We present a framework of social media analysis to examine the public’s perception of controlled substances. We compare public’s view on opioids, specifically oxycodone, and heroin, to assess population-level factors associated with the epidemic of opioid abuse.
Methods: We collected 863 million random samples of all public tweets posted in 2014 (from February to November) and 2015 (from January to August). Of which, 280 million are written in English. These 280 million tweets represent the analytic data set. First, we used keywords (i.e., “heroin”, “opioid”, and “oxycodone”) and hashtags (i.e., “#heroin”, “#opioid”, and “#oxycodone”) to identify tweets relevant to the discussions. Second, we performed trend analysis, including comparison to Google trends, to understand when and how these gained wide interests. Third, we conducted sentiment analysis to assess the public’s response and applied the Latent Dirichlet allocation (LDA) approach to find latent topics associated with these discussions.

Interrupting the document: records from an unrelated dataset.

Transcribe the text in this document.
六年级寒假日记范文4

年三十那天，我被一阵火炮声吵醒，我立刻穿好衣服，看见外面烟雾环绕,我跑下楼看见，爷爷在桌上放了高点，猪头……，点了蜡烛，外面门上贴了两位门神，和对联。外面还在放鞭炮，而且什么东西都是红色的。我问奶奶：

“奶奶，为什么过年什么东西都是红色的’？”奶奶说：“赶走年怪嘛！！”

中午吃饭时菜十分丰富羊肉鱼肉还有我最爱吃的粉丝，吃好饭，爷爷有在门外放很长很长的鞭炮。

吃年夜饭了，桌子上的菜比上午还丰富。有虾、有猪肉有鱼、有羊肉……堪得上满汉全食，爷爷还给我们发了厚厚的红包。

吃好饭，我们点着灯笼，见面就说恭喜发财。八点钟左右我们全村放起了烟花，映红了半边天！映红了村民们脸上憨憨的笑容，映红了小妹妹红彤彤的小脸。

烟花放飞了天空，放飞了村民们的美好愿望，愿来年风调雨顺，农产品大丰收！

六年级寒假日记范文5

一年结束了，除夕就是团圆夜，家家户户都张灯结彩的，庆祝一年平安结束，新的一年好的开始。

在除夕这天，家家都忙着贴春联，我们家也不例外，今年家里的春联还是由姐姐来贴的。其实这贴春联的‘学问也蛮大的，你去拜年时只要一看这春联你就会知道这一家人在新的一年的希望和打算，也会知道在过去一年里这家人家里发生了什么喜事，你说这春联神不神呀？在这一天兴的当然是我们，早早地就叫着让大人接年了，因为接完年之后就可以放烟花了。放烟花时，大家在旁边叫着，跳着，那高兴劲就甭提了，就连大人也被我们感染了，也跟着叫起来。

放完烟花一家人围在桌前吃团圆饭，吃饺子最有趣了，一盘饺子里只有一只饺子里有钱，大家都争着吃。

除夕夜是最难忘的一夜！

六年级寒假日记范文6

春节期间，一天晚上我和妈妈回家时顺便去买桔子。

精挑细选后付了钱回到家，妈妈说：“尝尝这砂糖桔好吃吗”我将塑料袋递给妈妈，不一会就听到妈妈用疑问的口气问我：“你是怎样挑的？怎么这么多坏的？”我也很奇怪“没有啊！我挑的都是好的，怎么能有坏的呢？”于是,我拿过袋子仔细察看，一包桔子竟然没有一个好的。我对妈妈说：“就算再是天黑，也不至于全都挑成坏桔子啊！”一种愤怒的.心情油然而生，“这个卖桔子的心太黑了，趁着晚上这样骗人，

Results: Out of the 280 million tweets, we found 10,964 tweets are relevant to the discussions of heroin (n=10,024) and opioid (n=940). The trends of these discussions in Twitter are highly correlated with their Google trends. This is expected as users express their opinions regardless of which online resource they use. Our sentiment analysis shows that users have mixed feelings (positive vs. negative emotions) towards opioid use. Further, through topic modeling, we find that the general public recognizes and is concerned about pain and overdose.
Conclusions: We are surrounded by social media, and information generated through such sources can be used to understand public opinions on many health and health policy issues. This is important as public opinion is a component of public policies. When the public believes a problem is a pressing concern, policy action is more likely to occur and to succeed. For example, legal policies on the distribution of Naloxone, a drug known to reverse an opioid overdose, are changing in response to the epidemic.